Community: Season 2, Episode 5
Messianic Myths and Ancient Peoples
One of the sitcom trope that Community often latches onto is the idea that one member of the group leaving said group to join another group, one that they might fit in better with. The show has done this with several characters (most recently with Jeff in "Accounting for Lawyers"), and "Ancient Peoples" was finally time for Pierce to begin hanging out with his own age group. I generally think these plotlines are a waste of time when other shows do them, especially because its obvious that the character won't actually be leaving the group for longer than the twenty minutes that comprise the episode, but somehow this show makes it work each and every time. It helps that "Ancient Peoples" has some inspired subplots, but even the Pierce story works sufficiently well to overcome the cliche that it could easily end up mired in.

Pierce is tired of everyone mocking his old person sense of humor and view of the world, and he's tired of being bossed around by younger people in his group (which leads to a clever running gag that I'll discuss below) and so he begins hanging out with the "hipsters on campus," so called because they have all had hip replacements. Leonard, of course, is their leader, and the gang pretty much functions like a gaggle of rastabout teenagers, with Pierce playing the role of the concerned do-gooder who has fallen in with the bad crowd for the course of the episode. Once the hipsters steal a car and crash it into a light pole, Pierce realizes where he truly belongs. If I have a problem with this plotline, its less that its cliche, and more that it plays an old man's descent into senility as a running gag. The moment is actually pretty heartbreaking, and it is played for a pretty cheap laugh.

However, that misstep is saved by the brilliant running gag that casts Jeff and Britta as Pierce's over-protective parent figures. While the "character leaves the group" storyline is overused, and the "generally good teenager who tries to rebel" storyline comes up pretty much as often, I thought turning Pierce into the teenage character, and having Jeff and Britta spout the lines usually handed to "concerned parents," albeit reluctantly, breathed new life into what is a pretty tired premise.

In the excellent subplot, Shirley tries to recruit Abed to help her make a pro-Christian movie, and Abed ends up splintering off to become his own Christ-like figure for the post-post modern age. The brilliance of this storyline comes in the way it already anticipates the praise that will be heaped upon it by fans of the meta (myself included) and mocks them for adoring meta jokes for meta's sake. I like to think that I enjoy meta jokes for deeper reasons than the episode points out, but maybe I'm just the Dean in disguise (I do love Charlie Kaufman...). Anyway, its pretty hard to deny the comedic glory of Abed in a Jesus wig preaching about how we all live films every second of every day. "Ancient Peoples" subverted a standard sitcom trope in its A-plot and a standard Community joke in its B-plot.
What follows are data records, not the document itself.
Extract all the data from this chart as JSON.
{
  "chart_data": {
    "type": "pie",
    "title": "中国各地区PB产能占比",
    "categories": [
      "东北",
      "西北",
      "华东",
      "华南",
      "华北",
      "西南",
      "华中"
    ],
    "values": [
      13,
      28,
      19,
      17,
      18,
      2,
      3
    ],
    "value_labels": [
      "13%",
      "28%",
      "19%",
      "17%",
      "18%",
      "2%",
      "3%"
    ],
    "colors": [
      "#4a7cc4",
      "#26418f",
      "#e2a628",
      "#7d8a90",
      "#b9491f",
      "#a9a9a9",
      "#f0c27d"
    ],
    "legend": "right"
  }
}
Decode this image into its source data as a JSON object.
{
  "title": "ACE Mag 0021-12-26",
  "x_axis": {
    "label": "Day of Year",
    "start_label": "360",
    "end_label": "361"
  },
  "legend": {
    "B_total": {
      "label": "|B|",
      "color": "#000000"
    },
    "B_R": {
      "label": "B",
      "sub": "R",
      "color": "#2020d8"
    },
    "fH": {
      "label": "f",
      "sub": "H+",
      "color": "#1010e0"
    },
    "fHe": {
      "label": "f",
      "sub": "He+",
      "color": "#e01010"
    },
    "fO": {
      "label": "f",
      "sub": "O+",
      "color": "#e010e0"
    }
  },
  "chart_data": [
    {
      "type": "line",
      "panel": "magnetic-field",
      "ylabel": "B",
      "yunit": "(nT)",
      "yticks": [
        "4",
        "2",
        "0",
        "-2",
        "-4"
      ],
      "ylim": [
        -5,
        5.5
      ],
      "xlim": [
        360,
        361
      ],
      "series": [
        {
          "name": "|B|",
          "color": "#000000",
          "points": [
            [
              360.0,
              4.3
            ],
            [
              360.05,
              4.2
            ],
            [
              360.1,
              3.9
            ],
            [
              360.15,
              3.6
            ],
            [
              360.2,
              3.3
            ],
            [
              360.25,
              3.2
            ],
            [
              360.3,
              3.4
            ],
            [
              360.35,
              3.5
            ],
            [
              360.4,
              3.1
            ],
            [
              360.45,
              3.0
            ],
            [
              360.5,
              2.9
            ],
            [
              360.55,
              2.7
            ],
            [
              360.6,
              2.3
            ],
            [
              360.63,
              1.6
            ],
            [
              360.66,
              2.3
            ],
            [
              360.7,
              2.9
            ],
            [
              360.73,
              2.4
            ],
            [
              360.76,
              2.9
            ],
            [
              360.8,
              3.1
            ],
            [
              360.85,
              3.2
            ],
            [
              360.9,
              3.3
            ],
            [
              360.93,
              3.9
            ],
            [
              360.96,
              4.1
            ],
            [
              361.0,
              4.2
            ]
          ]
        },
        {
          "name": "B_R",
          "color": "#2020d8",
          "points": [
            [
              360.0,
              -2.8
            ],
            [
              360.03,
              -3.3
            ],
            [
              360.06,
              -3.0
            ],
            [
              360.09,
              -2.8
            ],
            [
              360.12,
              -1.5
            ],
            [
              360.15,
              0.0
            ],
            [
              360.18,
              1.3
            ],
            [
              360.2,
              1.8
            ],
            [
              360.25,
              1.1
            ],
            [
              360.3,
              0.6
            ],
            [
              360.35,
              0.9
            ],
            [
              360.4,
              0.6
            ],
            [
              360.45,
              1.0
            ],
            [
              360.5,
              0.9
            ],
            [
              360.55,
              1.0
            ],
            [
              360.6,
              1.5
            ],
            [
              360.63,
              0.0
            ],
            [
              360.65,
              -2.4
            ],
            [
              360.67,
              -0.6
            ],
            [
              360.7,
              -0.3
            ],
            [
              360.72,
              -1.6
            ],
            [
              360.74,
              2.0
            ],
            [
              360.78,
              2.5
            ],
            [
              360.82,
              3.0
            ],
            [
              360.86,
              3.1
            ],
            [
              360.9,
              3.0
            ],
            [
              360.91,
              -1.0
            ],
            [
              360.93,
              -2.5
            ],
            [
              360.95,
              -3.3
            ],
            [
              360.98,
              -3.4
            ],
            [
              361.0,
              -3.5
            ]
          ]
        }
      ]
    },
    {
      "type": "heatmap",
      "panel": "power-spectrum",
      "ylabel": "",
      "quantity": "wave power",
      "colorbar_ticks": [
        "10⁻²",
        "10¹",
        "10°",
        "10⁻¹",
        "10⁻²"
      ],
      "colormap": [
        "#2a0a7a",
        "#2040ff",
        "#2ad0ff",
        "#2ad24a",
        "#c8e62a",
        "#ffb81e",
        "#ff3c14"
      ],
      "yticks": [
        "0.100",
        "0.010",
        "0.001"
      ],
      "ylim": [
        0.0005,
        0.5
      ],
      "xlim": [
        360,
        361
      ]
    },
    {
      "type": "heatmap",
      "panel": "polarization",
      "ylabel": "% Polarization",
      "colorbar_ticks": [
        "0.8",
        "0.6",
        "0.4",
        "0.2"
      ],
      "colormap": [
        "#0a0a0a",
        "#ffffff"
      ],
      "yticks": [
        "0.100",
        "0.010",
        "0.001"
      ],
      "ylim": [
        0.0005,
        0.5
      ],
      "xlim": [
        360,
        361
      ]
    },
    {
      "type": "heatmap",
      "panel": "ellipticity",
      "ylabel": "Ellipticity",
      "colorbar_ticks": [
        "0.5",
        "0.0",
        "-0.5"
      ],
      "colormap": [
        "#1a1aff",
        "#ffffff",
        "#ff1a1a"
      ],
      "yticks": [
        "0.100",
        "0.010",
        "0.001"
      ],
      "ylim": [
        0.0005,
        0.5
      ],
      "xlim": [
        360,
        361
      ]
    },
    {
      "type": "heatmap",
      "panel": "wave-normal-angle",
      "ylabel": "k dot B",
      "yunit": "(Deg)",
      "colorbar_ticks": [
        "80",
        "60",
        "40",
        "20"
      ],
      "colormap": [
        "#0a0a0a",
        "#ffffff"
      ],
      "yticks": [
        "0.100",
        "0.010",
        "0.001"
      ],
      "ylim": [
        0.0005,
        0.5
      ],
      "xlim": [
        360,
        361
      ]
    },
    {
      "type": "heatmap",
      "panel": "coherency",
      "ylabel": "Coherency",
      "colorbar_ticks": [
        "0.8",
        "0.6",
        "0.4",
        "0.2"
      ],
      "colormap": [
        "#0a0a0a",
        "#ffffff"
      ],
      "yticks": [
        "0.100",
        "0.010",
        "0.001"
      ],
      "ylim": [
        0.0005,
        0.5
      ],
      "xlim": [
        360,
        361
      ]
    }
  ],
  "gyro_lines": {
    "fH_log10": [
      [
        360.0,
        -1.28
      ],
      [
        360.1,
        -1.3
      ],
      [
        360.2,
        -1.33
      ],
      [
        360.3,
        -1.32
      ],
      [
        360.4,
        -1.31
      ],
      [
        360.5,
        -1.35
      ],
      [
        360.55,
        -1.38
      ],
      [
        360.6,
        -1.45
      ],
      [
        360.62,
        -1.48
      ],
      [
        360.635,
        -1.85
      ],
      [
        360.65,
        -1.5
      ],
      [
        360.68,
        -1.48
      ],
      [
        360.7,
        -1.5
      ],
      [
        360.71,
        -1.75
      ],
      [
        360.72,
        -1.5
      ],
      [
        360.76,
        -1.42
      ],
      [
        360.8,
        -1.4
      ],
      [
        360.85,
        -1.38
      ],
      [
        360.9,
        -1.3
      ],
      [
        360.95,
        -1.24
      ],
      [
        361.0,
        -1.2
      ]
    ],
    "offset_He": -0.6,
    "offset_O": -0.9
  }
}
In other words, it was a solid episode of an incredibly solid, incredibly intelligent sitcom that is quickly becoming the best comedy on tv.

Grade: A-


-"I'm the ski lift ninja!"

-"That's blasphemous. Who would want to see that?" "17 million people." "Oh. There were 9 people at my church last night..."

-"Auto tun God of Farts."

-"ABED. All caps. Film making beyond film making."

-"I mean come on Charlie Kaufman, some of us have work in the morning, damn!"

-"Unacceptable. None of your business. And barely the whole truth."

-"We are film." "This is totally meta."

-"I heard that the deleted scenes are the scenes, and the scenes are the deleted scenes."

-"Every minute of our lives is the premiere, and my dad's already bought the popcorn."

-"Say what you will about Abed, but its almost like he can't be killed...Because he's just like Jesus." "I got it!"

-"I'm Pierce Hawthorne's emergency contact." "Are you here to pick him up?" "No, I'm here to be removed as his emergency contact." It was a sweet moment that Jeff stayed on there, and a sad one that no one was coming for Leonard.

-"Ok. Open your books. Because Abed has broken the Internet."